In this current economic climate, there are the haves and the have-nots. Those with the smiles on their faces are the former, on base-rate tracker mortgages, while the latter are looking glum, desperately searching for ways to buy a property as the banks close down avenues of credit.
From the end of 2007, when house prices started to fall and the realisation that the UK was not protected from the effects of the US sub-prime debacle set in, the mortgage market changed radically. With UK banks crumbling under bad debts, propped up by the government and short of cash to lend, mortgage offers started to evaporate.
So while only a couple of years ago banks were bending over backward to offer mortgages up to five times the buyer's salary, now first-time buyers are struggling to find deals, even if they can put down a significant deposit.
According to Halifax, house prices tumbled by 16% in 2008, while gross mortgage lending fell by 29%. To what degree the government's policies - such as quantitative easing and bailing out the banks - will increase lending is not clear, but 2009 will remain challenging for providers.
At the height of the property boom in the fourth quarter of 2006, there were 445,000 house sales in the UK, but this had dropped to 188,000 by the third quarter of 2008 - a 58% fall. At the same time, repossessions increased 54% to 40,000 last year.

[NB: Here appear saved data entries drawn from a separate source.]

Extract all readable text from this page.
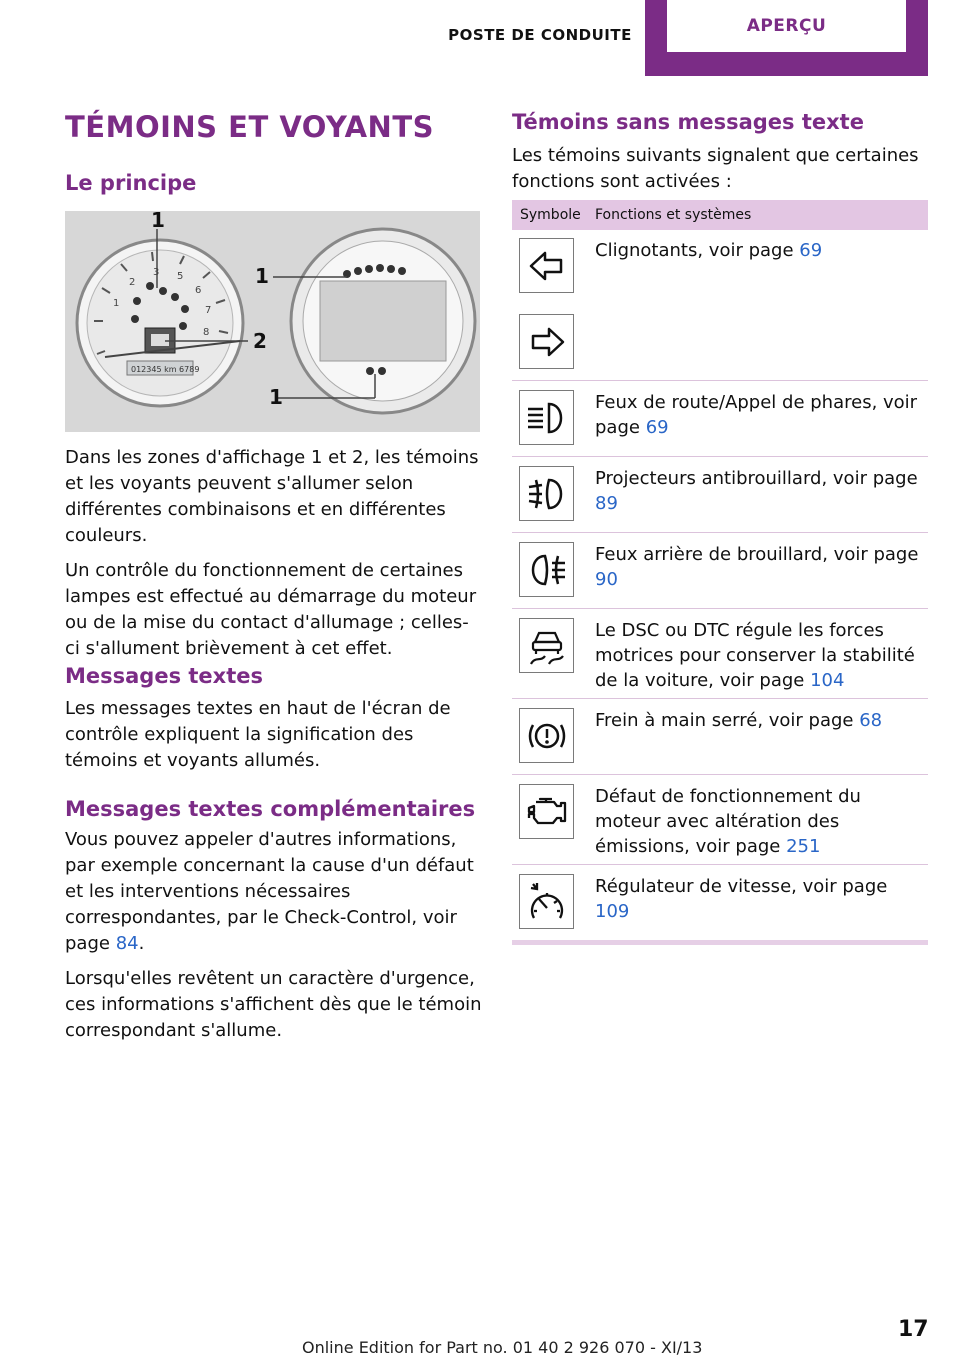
POSTE DE CONDUITE	APERÇU
TÉMOINS ET VOYANTS
Le principe
1
2
3 5
6
7
8
012345 km 6789
1
1
2
1

Dans les zones d'affichage 1 et 2, les témoins et les voyants peuvent s'allumer selon différentes combinaisons et en différentes couleurs.

Un contrôle du fonctionnement de certaines lampes est effectué au démarrage du moteur ou de la mise du contact d'allumage ; celles-ci s'allument brièvement à cet effet.

Messages textes
Les messages textes en haut de l'écran de contrôle expliquent la signification des témoins et voyants allumés.
Messages textes complémentaires

Vous pouvez appeler d'autres informations, par exemple concernant la cause d'un défaut et les interventions nécessaires correspondantes, par le Check-Control, voir page 84.

Lorsqu'elles revêtent un caractère d'urgence, ces informations s'affichent dès que le témoin correspondant s'allume.

Témoins sans messages texte
Les témoins suivants signalent que certaines fonctions sont activées :
Symbole Fonctions et systèmes
Clignotants, voir page 69
Feux de route/Appel de phares, voir page 69
Projecteurs antibrouillard, voir page 89
Feux arrière de brouillard, voir page 90
Le DSC ou DTC régule les forces motrices pour conserver la stabilité de la voiture, voir page 104
Frein à main serré, voir page 68
Défaut de fonctionnement du moteur avec altération des émissions, voir page 251
Régulateur de vitesse, voir page 109
17
Online Edition for Part no. 01 40 2 926 070 - XI/13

Despite the recent ups and downs of the housing market, we remain wedded to home-owner-ship. The total amount of mortgage debt has more than doubled since 2000, increasing from £536bn to £1.2tn in 2008, according to Mintel.
Fixed-rate mortgages had been growing in popularity because they remove uncertainty. Almost a third of people were on a fixed-rate deal in 2004, rising to half in 2008, according to TGI. However, the drop in the base rate at the end of last year meant more homeowners became interested in switching to variable-rate mortgages, especially trackers, to benefit from lower repayments.
But as the base rate has plummeted, the best tracker deals have been removed, and many people looking to remortgage have few options beyond their lenders' standard variable rates.
Intermediaries were also badly affected as fewer mortgages were available for them to sift through, and lenders focused on direct channels to reduce costs. Their share of the market dropped to about 60% in 2008, compared with 70% in 2007.
In terms of share, the top 10 lenders account for more than three-quarters of the market, with HBOS taking 20% - or £73bn - of gross advances in 2007, according to the CML Yearbook 2008. As the market has been shaken up, specialist lenders have dropped out, meaning the big banks have increased their collective share of the market.
Northern Rock, third in the table and now state-owned, has said it will revive its mortgage business with up to £14bn in new loans by 2011. Lloyds Banking Group and RBS have made similar pledges, all aimed at getting the mortgage market moving again.
The banking crisis has led the Financial Services Authority to call for tougher rules on lending, which may include a ban on 100%-plus mortgages and setting a maximum borrowing of three times a buyer's salary.
However, there is evidence of a pent-up demand, especially as house prices fall, so when mortgages are more readily available again the market should pick up. By 2010 conditions are predicted to improve. According to Mintel, by 2012 gross mortgage advances should be up 23%, compared with 2009, to £178bn, although this is still well down on 2007's historic rates.